Sunday, 18 March 2007

Canadian shareholder resolutions thwarted

There's an interesting article on the SHARE website detailing the way that corporate law is being used to thwart attempts by shareholders to put forward resolutions on CSR issues.

Attempts to introduce ownership thresholds as a prerequisite of filing shareholder resolutions are bound to result in less being put forward. It's quite hard work to put a resoltion forward in the UK, because of the required ownership threshold, and the result is that we see very few each proxy season. Some in the UK argue that such resolutions are the 'nuclear option' in terms of shareholder engagement. I would have agreed with this in the past, but having recently been involved with one such campaign I have to say my views have changed.

I think making it easier to file resolutions in the UK would improve shareholder engagement. At the moment it tends to be restricted to discussions between fund managers and companies. That relies on fund managers a) taking the issues that stakeholers raise seriously and b) being effective in their engagement with companies when they do raise such issues. Neither of these are givens.

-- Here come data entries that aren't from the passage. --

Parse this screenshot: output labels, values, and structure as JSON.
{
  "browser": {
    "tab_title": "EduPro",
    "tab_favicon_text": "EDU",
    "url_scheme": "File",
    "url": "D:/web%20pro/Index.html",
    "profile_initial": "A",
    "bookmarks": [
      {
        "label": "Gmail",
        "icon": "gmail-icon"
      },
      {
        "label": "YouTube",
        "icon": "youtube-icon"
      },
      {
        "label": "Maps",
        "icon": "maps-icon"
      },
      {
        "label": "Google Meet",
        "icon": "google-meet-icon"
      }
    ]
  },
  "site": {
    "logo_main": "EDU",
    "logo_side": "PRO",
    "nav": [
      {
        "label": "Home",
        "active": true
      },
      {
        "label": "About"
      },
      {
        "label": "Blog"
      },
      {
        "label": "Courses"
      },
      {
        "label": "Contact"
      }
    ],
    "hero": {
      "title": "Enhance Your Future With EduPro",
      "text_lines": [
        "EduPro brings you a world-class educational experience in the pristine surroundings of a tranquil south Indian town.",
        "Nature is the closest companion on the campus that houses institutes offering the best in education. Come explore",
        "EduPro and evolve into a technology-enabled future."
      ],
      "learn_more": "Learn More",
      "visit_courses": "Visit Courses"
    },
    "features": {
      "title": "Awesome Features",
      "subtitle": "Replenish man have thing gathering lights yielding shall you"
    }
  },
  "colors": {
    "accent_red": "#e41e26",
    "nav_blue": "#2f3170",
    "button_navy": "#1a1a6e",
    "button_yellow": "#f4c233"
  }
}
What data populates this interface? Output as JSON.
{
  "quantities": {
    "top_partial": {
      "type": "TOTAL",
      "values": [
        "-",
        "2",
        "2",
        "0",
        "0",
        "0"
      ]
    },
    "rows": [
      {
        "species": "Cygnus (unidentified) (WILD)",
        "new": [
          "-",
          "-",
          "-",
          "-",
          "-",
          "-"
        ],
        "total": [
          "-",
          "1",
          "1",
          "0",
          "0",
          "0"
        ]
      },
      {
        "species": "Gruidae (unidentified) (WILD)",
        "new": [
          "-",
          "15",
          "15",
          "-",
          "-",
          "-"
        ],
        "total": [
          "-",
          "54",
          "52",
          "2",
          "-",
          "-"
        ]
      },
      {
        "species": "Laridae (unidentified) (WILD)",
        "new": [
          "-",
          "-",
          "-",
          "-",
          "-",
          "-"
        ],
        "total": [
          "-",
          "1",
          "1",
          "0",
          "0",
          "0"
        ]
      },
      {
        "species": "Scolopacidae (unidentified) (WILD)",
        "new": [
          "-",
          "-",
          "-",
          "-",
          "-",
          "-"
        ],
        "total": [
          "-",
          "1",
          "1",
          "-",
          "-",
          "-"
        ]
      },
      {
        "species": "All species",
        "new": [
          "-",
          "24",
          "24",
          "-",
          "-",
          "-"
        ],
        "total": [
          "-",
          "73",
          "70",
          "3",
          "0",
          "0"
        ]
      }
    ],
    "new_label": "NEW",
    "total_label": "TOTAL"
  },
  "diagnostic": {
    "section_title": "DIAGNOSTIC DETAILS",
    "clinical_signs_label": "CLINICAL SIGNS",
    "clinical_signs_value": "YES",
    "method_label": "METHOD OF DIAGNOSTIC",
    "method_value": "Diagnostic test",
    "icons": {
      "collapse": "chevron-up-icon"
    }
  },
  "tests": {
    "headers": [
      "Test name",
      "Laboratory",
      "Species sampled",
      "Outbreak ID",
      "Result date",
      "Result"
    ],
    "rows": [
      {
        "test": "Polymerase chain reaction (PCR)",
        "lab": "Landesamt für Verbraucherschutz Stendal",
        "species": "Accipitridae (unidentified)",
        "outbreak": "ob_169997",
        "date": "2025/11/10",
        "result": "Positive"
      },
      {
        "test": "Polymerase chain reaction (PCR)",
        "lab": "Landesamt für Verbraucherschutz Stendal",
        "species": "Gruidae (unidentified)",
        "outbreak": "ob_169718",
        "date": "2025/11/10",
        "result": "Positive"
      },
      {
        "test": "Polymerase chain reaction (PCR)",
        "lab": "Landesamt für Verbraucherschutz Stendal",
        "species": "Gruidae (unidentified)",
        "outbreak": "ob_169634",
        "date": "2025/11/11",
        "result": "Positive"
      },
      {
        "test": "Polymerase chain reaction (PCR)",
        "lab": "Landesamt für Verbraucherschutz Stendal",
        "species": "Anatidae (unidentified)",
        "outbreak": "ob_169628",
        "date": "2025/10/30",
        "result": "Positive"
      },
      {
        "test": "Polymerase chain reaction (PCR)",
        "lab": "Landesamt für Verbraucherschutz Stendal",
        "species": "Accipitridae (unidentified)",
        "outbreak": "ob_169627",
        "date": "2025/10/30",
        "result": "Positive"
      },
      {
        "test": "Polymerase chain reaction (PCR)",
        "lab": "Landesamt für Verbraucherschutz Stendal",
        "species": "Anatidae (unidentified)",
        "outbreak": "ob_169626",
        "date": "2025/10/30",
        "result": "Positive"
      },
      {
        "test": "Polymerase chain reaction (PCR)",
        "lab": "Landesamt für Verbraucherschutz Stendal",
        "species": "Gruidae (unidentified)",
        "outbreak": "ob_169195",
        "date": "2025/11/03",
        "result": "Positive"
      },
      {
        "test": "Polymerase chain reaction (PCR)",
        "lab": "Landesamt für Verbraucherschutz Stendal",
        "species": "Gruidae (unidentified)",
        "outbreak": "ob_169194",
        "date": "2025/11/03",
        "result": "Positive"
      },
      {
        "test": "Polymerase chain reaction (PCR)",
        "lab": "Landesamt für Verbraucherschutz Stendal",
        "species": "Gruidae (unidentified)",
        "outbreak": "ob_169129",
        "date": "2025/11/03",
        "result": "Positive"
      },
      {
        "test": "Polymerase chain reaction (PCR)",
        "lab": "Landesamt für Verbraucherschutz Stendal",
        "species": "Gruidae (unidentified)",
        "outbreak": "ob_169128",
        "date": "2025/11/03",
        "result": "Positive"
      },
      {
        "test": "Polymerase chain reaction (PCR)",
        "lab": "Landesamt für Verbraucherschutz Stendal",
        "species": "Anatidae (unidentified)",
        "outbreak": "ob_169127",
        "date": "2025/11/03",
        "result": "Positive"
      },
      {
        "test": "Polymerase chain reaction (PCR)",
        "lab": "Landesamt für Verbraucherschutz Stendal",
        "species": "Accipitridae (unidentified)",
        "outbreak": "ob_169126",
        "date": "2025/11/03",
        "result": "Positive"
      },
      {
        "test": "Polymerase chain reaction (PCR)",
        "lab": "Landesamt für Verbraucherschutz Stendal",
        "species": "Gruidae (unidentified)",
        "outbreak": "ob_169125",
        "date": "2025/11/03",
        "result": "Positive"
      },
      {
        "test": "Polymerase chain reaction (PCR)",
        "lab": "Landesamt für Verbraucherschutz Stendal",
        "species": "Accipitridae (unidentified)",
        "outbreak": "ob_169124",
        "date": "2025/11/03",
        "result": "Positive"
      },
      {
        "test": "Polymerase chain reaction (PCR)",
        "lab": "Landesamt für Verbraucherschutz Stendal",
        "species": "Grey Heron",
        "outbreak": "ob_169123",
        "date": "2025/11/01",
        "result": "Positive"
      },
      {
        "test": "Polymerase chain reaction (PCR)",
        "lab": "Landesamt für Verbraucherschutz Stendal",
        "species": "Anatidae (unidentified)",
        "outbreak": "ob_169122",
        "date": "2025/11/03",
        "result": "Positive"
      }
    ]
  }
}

It's a particular moan of mine that even the more 'activist' fund managers have tended to have little interest in labour issues, unless they relate to supply chains, and tend to have more focus on the environment. That makes it quite difficult to rely on even the good (in terms of committment to CSR issues) fund management houses to act as effective advocates.

In retrospect I don't think the FirstGroup campaign would have been as effective as it has been if it had relied on simply briefing fund managers and encouraging them to engage with the company. The resolution gave the issue a lot more traction, and forced fund managers to take a position. This year's TUC Fund Manager Voting Survey will include a list of fund managers' votes on the resolution so it will be interesting to see how the SRI managers measure up.

Finally on this subject, I would also recommend people have a look at the shareholder resolution database on the SHARE site. You can access it here. This is an excellent idea, and the first thing of its kind that I'm aware of, so it's great that it's come from an organisation affiliated with the labour movement.